The European Central Bank (ECB) has reduced its interest rates for the second rate cut this year after half a decade of constant rates. as inflation trends closer to 2%.
The new interest rates have been set at 3.65% for main refinancing operations, 3.90% for the marginal lending facility, and 3.50% for the deposit facility.
The ECB reiterated that it can’t commit to a specific path for borrowing costs.
“Based on the Governing Council’s updated assessment of the inflation outlook, the dynamics of underlying inflation and the strength of monetary policy transmission, it is now appropriate to take another step in moderating the degree of monetary policy restriction,” it said in a statement.
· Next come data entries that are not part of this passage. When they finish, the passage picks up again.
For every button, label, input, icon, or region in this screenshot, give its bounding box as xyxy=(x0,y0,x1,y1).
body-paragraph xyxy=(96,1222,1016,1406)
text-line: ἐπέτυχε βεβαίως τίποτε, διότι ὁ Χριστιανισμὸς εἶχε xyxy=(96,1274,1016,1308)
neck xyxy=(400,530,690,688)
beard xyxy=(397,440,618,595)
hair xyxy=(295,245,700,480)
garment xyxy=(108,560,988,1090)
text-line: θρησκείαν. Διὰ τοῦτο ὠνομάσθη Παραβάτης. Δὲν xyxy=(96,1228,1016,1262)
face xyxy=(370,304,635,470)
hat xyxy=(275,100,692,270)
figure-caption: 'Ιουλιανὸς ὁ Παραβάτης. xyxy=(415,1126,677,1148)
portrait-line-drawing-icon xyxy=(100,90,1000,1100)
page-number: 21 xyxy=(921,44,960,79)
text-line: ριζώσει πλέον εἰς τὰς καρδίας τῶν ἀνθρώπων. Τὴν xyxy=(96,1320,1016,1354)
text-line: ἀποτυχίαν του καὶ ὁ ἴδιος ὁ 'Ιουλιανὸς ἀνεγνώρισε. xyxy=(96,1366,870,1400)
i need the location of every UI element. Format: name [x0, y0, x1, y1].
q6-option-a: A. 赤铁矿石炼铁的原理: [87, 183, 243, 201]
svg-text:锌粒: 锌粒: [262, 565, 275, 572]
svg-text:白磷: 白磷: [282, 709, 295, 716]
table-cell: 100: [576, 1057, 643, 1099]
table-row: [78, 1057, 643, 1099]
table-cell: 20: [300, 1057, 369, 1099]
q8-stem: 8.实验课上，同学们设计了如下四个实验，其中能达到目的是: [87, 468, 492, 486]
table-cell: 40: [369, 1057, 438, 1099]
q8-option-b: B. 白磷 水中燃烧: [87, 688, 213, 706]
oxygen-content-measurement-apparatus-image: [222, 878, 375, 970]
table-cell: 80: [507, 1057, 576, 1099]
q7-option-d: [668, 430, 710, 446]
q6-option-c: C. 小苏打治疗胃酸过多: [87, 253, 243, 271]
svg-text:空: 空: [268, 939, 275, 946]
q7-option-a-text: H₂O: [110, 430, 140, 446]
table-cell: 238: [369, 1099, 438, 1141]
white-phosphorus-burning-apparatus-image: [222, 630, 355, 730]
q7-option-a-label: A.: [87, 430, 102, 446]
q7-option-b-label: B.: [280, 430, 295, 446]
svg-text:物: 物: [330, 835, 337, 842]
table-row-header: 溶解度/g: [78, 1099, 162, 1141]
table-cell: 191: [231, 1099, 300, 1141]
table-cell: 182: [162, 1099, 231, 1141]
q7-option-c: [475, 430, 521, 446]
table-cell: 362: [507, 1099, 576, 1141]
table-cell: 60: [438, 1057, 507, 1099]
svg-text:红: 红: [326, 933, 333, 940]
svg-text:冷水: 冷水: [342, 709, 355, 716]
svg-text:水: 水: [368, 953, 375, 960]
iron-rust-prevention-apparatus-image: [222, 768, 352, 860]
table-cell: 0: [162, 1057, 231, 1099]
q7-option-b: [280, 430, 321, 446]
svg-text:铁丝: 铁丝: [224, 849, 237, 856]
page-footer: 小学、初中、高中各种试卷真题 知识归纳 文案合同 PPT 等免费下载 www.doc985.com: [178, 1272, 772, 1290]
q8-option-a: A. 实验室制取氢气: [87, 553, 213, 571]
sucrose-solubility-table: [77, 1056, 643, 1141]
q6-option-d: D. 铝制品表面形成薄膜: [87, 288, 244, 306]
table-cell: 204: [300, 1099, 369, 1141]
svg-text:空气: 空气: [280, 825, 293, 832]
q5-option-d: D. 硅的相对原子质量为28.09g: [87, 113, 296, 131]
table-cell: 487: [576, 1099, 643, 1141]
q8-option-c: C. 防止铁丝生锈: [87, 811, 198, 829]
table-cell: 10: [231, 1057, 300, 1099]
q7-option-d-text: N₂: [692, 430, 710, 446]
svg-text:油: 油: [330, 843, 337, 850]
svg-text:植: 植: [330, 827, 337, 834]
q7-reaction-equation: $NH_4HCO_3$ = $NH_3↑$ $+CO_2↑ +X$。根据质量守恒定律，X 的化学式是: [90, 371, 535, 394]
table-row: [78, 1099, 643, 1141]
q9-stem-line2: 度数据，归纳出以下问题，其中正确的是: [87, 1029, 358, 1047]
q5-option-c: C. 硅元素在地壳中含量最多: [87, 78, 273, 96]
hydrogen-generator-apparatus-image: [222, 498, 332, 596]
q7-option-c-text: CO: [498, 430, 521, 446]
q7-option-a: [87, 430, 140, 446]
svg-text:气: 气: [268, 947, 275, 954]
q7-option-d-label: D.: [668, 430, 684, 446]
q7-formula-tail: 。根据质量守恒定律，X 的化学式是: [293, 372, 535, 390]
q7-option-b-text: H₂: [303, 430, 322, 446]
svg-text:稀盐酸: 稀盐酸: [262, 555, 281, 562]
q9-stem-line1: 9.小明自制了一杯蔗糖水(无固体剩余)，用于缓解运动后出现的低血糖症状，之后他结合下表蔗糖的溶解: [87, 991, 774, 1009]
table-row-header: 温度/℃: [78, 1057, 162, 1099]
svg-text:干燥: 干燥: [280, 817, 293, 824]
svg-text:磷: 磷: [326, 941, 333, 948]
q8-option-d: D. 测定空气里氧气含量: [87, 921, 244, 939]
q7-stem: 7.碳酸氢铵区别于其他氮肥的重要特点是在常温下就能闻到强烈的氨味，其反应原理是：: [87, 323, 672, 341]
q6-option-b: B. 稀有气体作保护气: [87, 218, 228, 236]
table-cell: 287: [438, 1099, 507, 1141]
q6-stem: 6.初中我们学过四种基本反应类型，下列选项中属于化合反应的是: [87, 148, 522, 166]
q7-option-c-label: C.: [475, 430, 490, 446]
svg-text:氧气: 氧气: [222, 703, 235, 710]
The ECB decision has been analysed in the context of easing inflation. In August, the EU consumer price growth slowed to 2.2%, according to flash estimates, marking the slowest increase since July 2021.
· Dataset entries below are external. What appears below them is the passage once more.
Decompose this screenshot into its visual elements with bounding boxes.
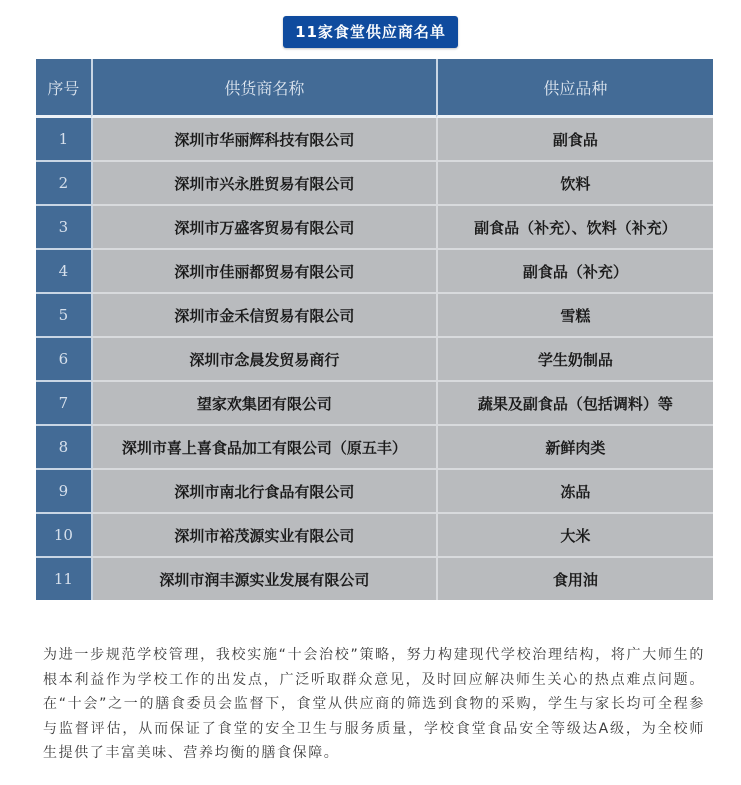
supplier-name: 深圳市念晨发贸易商行 <box>91 338 436 382</box>
title-wrap <box>0 16 741 48</box>
supplier-name: 深圳市华丽辉科技有限公司 <box>91 118 436 162</box>
supply-item: 饮料 <box>436 162 713 206</box>
table-row <box>36 338 713 382</box>
table-row <box>36 162 713 206</box>
supply-item: 食用油 <box>436 558 713 600</box>
row-index: 10 <box>36 514 91 558</box>
body-paragraph: 为进一步规范学校管理，我校实施“十会治校”策略，努力构建现代学校治理结构，将广大师生的根本利益作为学校工作的出发点，广泛听取群众意见，及时回应解决师生关心的热点难点问题。在“十会”之一的膳食委员会监督下，食堂从供应商的筛选到食物的采购，学生与家长均可全程参与监督评估，从而保证了食堂的安全卫生与服务质量，学校食堂食品安全等级达A级，为全校师生提供了丰富美味、营养均衡的膳食保障。 <box>43 647 705 762</box>
table-row <box>36 426 713 470</box>
row-index: 5 <box>36 294 91 338</box>
table-row <box>36 470 713 514</box>
supply-item: 冻品 <box>436 470 713 514</box>
supply-item: 蔬果及副食品（包括调料）等 <box>436 382 713 426</box>
row-index: 2 <box>36 162 91 206</box>
page-title: 11家食堂供应商名单 <box>283 16 458 48</box>
header-supplier-name: 供货商名称 <box>91 59 436 118</box>
table-row <box>36 294 713 338</box>
header-index: 序号 <box>36 59 91 118</box>
table-row <box>36 118 713 162</box>
table-row <box>36 514 713 558</box>
row-index: 11 <box>36 558 91 600</box>
supplier-name: 深圳市兴永胜贸易有限公司 <box>91 162 436 206</box>
supplier-name: 望家欢集团有限公司 <box>91 382 436 426</box>
table-row <box>36 206 713 250</box>
supplier-name: 深圳市万盛客贸易有限公司 <box>91 206 436 250</box>
table-header-row <box>36 59 713 118</box>
supply-item: 副食品（补充） <box>436 250 713 294</box>
row-index: 7 <box>36 382 91 426</box>
supply-item: 副食品（补充）、饮料（补充） <box>436 206 713 250</box>
row-index: 9 <box>36 470 91 514</box>
supply-item: 雪糕 <box>436 294 713 338</box>
row-index: 1 <box>36 118 91 162</box>
table-row <box>36 250 713 294</box>
supplier-table <box>36 59 713 600</box>
supplier-name: 深圳市金禾信贸易有限公司 <box>91 294 436 338</box>
supply-item: 学生奶制品 <box>436 338 713 382</box>
table-row <box>36 382 713 426</box>
table-row <box>36 558 713 600</box>
row-index: 8 <box>36 426 91 470</box>
supplier-name: 深圳市裕茂源实业有限公司 <box>91 514 436 558</box>
supplier-name: 深圳市润丰源实业发展有限公司 <box>91 558 436 600</box>
supplier-name: 深圳市喜上喜食品加工有限公司（原五丰） <box>91 426 436 470</box>
row-index: 4 <box>36 250 91 294</box>
supply-item: 新鲜肉类 <box>436 426 713 470</box>
row-index: 3 <box>36 206 91 250</box>
header-supply-item: 供应品种 <box>436 59 713 118</box>
supplier-name: 深圳市南北行食品有限公司 <box>91 470 436 514</box>
row-index: 6 <box>36 338 91 382</box>
supply-item: 副食品 <box>436 118 713 162</box>
supply-item: 大米 <box>436 514 713 558</box>
supplier-name: 深圳市佳丽都贸易有限公司 <box>91 250 436 294</box>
More concerning to the ECB are, however, the signs of economic slowdown in the Eurozone. The region’s gross domestic product (GDP) grew by just 0.2% in the second quarter of 2024, leading the central bank to revise its 2024 GDP growth forecast to 0.8% down from the previous estimate of 0.9%.
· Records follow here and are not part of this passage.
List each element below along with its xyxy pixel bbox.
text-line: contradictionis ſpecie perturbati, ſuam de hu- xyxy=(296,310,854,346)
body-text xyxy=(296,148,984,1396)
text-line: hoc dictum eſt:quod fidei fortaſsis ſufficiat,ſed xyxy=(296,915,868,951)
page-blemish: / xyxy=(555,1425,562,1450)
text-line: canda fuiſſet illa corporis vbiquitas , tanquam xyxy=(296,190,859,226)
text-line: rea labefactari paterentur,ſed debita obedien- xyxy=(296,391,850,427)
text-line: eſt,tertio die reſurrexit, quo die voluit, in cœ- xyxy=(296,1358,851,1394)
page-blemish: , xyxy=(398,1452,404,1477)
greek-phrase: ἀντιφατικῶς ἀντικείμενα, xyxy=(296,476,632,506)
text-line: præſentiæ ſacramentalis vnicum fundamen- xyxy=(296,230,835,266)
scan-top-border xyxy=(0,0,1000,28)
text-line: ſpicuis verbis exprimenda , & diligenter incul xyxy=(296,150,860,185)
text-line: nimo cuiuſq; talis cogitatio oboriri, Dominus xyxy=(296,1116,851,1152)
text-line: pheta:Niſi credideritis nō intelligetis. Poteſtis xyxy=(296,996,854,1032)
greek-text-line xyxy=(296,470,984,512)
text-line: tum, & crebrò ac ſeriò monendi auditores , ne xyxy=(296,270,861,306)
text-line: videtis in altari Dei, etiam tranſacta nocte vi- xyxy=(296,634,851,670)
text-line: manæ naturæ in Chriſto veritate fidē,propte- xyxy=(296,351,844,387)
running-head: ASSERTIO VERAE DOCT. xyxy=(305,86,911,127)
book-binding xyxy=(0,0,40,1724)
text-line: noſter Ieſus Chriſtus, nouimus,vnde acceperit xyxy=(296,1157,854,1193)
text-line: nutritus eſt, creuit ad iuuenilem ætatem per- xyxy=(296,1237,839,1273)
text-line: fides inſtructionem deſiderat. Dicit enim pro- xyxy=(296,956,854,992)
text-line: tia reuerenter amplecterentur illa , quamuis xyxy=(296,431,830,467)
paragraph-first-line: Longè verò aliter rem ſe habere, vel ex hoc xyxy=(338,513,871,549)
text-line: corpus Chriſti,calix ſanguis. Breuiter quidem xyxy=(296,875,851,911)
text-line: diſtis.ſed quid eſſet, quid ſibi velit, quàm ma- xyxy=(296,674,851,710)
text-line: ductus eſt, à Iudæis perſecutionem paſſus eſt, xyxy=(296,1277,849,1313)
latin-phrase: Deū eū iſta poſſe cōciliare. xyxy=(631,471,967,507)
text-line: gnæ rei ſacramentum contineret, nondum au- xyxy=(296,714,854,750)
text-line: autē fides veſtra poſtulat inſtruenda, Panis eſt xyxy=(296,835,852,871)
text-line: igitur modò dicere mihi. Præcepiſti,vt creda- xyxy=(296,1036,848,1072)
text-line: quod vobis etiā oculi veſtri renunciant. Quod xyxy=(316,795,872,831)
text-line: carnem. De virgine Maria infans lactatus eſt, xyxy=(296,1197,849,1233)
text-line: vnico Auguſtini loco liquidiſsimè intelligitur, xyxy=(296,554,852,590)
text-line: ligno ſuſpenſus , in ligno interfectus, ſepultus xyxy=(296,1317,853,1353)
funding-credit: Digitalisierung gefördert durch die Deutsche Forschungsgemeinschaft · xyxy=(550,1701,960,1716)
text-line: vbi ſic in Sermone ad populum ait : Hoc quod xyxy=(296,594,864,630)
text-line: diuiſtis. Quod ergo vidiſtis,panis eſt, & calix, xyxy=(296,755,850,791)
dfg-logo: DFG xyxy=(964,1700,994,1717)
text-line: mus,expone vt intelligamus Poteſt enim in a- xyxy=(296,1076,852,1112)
“As expected, the ECB has implemented a 25bps rate cut with no additional policy guidance,” Sylvain Broyer, chief EMEA economist at S&P Global Ratings told Euronews. “With wage growth far outpacing productivity and service inflation picking up again, the governing council has no reason to accelerate the pace of cutting rates or committing to further rate cuts at this stage.
Earlier this year, the ECB had cut its benchmark rate to 3.75% from a record high of 4%.
This decision from the ECB comes just ahead of anticipated policy easing from the Federal Reserve and follows the Bank of England’s single rate reduction this year.